I read that in some places, those with the right connections can easily hire guns at moderately low cost. Presumably, that would be due to the prevailing balance between supply and demand

By comparison, we are more likely to have broadly accurate figures on the numbers of gunshot victims as they tend to end up either in morgues or in hospitals undergoing trauma surgery.

Besides the issue of gunshot homicides, the number of homicides has been increasing according to this report in the press last year:

"Cases of murder and manslaughter have risen by almost a quarter since Labour came to power, Home Office figures have revealed. Since 1997, the number of homicide victims, including solved and unsolved cases, has averaged 737 per year. In the period from 1990 to 1996, the average was 601. The number of homicide victims has averaged 737 per year since Labour came to power."
http://www.telegraph.co.uk/news/main.jhtml?xml=/news/2006/07/09/ncrime09.xml

David Duff

Forget about our host's recommendation to sample Table 2.6, instead, try Box 1.1 on page 13 which will tell you that the whole rag-bag of spurious statistics based on interviews with sundry 'youfs' and 'youfettes' is on about the same level of reliability as the immigration figures. Your average big city vicar is more worldly than the dopes and dupes who conducted these 'interviews'.

'Bob B', above, quite rightly paraphrases the words of an old-time copper, "Never mind the legalisms, just count the bodies!"

Our host, normally a man of shrewd judgement, in this case must be suffering from the effects of the unexpected sunshine because, of course, it is not the particular numbers that are important, it is the trend. And I don't care how many Home Office statisticians dance on the head of a pin, I can tell you for an absolute fact that hardly any children went around blowing away other children during the 1950s.

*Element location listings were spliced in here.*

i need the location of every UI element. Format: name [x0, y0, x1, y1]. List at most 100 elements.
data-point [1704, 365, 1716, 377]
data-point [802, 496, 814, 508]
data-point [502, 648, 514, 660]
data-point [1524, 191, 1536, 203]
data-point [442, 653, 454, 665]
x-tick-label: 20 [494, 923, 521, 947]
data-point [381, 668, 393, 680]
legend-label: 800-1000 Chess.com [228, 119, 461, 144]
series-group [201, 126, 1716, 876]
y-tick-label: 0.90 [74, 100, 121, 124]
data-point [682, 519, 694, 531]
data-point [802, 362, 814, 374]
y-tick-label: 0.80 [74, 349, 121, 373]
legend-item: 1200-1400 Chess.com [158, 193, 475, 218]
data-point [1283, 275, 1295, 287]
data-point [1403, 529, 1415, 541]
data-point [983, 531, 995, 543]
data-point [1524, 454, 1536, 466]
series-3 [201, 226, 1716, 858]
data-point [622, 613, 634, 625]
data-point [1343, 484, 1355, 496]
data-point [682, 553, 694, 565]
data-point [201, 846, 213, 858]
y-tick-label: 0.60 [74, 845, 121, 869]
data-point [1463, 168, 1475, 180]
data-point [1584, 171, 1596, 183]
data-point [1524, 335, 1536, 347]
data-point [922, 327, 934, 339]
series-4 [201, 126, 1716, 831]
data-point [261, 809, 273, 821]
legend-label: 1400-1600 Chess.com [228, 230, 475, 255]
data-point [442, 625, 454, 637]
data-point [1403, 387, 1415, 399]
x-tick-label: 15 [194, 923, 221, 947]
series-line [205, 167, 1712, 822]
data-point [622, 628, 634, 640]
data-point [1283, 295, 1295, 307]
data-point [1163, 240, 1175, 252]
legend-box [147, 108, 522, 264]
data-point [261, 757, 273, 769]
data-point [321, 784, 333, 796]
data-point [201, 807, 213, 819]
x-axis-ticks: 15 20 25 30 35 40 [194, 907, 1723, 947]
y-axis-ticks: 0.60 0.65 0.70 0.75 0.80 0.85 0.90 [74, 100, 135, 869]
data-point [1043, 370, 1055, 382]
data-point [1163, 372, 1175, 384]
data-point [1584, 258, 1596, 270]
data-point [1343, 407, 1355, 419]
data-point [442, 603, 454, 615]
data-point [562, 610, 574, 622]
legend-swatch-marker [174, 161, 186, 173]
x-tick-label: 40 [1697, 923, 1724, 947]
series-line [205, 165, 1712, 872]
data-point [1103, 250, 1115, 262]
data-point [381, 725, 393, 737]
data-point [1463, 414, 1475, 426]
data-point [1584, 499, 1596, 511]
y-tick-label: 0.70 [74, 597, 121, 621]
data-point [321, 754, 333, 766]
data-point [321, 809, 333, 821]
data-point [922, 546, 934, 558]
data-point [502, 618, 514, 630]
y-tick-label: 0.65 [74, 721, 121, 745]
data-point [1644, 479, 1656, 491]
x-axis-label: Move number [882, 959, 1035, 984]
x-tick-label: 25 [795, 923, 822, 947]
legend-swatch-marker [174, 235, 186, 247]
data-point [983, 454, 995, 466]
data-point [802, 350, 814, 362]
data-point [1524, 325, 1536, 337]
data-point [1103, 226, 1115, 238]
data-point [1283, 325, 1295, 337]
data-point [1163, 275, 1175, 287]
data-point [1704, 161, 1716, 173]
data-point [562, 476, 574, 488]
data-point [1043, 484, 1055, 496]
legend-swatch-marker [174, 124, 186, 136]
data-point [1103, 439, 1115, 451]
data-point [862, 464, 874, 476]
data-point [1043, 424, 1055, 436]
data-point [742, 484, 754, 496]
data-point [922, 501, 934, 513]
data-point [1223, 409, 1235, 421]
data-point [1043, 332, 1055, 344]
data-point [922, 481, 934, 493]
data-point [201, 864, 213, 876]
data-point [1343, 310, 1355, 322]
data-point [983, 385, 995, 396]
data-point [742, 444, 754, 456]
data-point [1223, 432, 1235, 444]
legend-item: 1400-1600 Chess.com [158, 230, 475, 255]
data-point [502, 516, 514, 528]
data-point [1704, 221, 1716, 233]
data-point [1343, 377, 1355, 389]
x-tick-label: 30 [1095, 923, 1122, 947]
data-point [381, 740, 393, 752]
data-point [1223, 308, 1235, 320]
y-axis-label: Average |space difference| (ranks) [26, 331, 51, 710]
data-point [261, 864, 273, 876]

Also, the murder rate in 1960 was around 250 but today it is around 750. What are the chances of me being murdered by an adult or a child? Disappointingly tiny, some of you may think. You would be right, but there-in lies the liberal selfishness and lack of empathy. If it hasn't happened to me, why should I worry over much if it happens to some one else? Particularly if they live in some grotty northern city. Pass the Pino Grigio, darling.

john b

Bob (and others): if you haven't already, check out Unity's piece debunking the horribly misleading stats cited by David Davies:
http://www.ministryoftruth.org.uk/2007/08/27/facts-lies-and-gun-crime-statistics/

Duff: do you seriously think the direction the yoof would lie is *downwards*?

David Duff

John, the question that needs to be asked is: how in hell do you know *who* is lying? If, and only if, that can be answered with any degree of confidence is it worth trying to sort the boasters from the hard cases.

Face it: the whole thing's not worth a bucket of spit!